Bagian Pertama, Islam dan Kebudayaan di Indonesia
Penyair dan budayawan terkenal W.S. Rendra, pada tahun 1971 memberikan orasi kebudayaan di masjid IAIN Sunan Kalijaga Yogyakarta. Ada 3 poin penting yang dikemukakan Rendra dalam orasinya, yaitu :
a.       Umat Islam tidak hadir secara fungsional dalam tata kehidupan masyarakat.
b.      Umat Islam seakan-akan bukan sahabat kemanusiaan lagi.
c.       Umat Islam cenderung menjadi masyarakat tertutup.
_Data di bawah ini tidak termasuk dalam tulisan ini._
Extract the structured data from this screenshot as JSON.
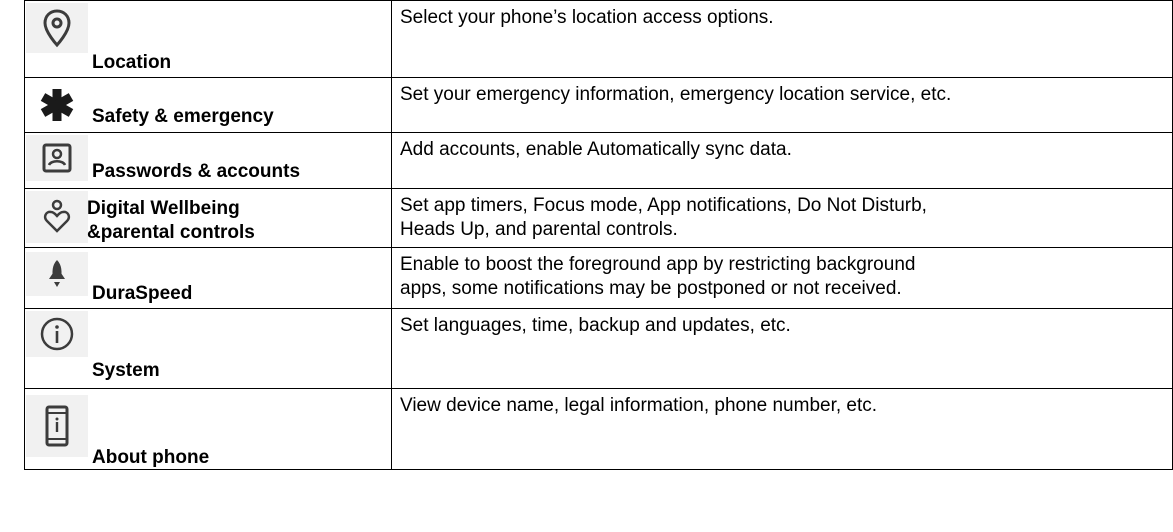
{
  "rows": [
    {
      "label": "Location",
      "label_line2": "",
      "description": "Select your phone’s location access options.",
      "description_line2": "",
      "icon": "location-pin-icon"
    },
    {
      "label": "Safety & emergency",
      "label_line2": "",
      "description": "Set your emergency information, emergency location service, etc.",
      "description_line2": "",
      "icon": "asterisk-icon"
    },
    {
      "label": "Passwords & accounts",
      "label_line2": "",
      "description": "Add accounts, enable Automatically sync data.",
      "description_line2": "",
      "icon": "account-box-icon"
    },
    {
      "label": "Digital Wellbeing",
      "label_line2": "&parental controls",
      "description": "Set app timers, Focus mode, App notifications, Do Not Disturb,",
      "description_line2": "Heads Up, and parental controls.",
      "icon": "wellbeing-heart-icon"
    },
    {
      "label": "DuraSpeed",
      "label_line2": "",
      "description": "Enable to boost the foreground app by restricting background",
      "description_line2": "apps, some notifications may be postponed or not received.",
      "icon": "rocket-icon"
    },
    {
      "label": "System",
      "label_line2": "",
      "description": "Set languages, time, backup and updates, etc.",
      "description_line2": "",
      "icon": "info-circle-icon"
    },
    {
      "label": "About phone",
      "label_line2": "",
      "description": "View device name, legal information, phone number, etc.",
      "description_line2": "",
      "icon": "phone-info-icon"
    }
  ],
  "colors": {
    "icon_bg": "#f1f1f1",
    "icon_fg": "#3c3c3c",
    "border": "#000000"
  }
}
Tiga poin itulah yang penting untuk dicatat agar menjadi bahan renungan dan introspeksi, menjadi bahan pemikiran yang serius, bagaimana umat Islam dapat meletakkan dirinya pada proporsi dan posisi sebenarnya, sehingga umat Islam bisa hadir secara fungsional dalam tata kehidupan masyarakat. Dan berusaha menjadi sahabat kemanusiaan lagi, yang bisa memberi rahmat bagi dunia secara universal.
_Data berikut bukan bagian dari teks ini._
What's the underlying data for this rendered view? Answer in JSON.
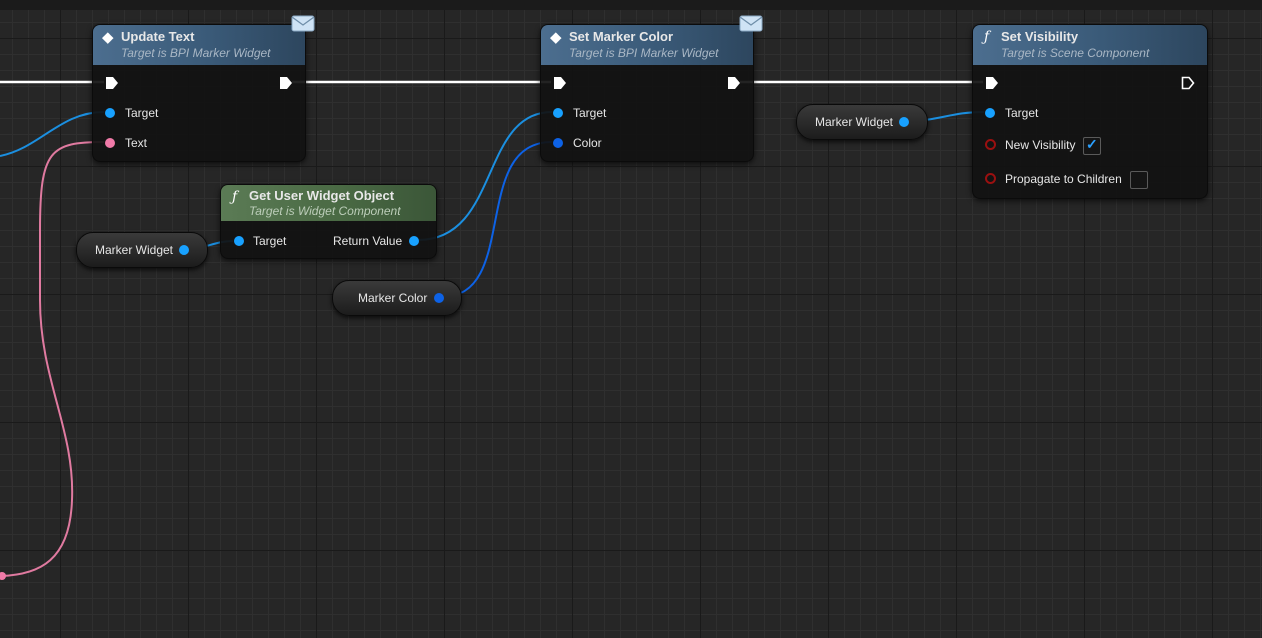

Keadaan umat Islam di Indonesia nampaknya kurang menaruh respek terhadap masalah-masalah kebudayaan. Antusiasme umat Islam terhadap persoalan kultural hampir dapat dikatakan “Nol Besar”. Mereka seakan-akan tidak tahu menahu, acuk tak acuh, apatis dan masa bodoh dengan situasi dan zamannya. Aspek lain yang menyebabkan krisis kebudayaan Islam di Indonesia adalah adanya anggapan yang keliru di sebagian kalangan umat Islam yang mengasosiasikan Islam hanya sebagai ibadat saja dalam pengertiannya yang sempit dan dangkal. Pandangan semacam itu tentu saja tidak benar. Bahwa pada hakikatnya, bidang garapan Islam tidak saja masalah-masalah peribadatan saja, tetapi masalah-masalah keduniaan (kebudayaan) juga menjadi bidangnya.Islam tidak membenarkan kehidupan yang berat sebelah. Islam mengajarkan kehidupan harmonis, seimbang, serasi antara kegiatan hidup duniawi dan aktivitas hidup keakhiratan harus berjalan secara seimbang.
Untuk itu, diperlukan strategi kebudayaan yang mampu untuk menggerakkan daya kreatif dan daya potensial umat dalam memberi warna dan arti bagi kebangkitan kembali Islam dan umatnya. Salah satu strategi yang dapat digunakan adalah pembaharuan pendidikan Islam, karena pendidikan merupakan sub-sistem dalam keseluruhan satuan budaya. Strategi kebudayaan dan pembaharuan pendidikan Islam merupakan suatu keharusan sejarah.
 Bagian kedua, Keberimanan dan Kebersenimanan.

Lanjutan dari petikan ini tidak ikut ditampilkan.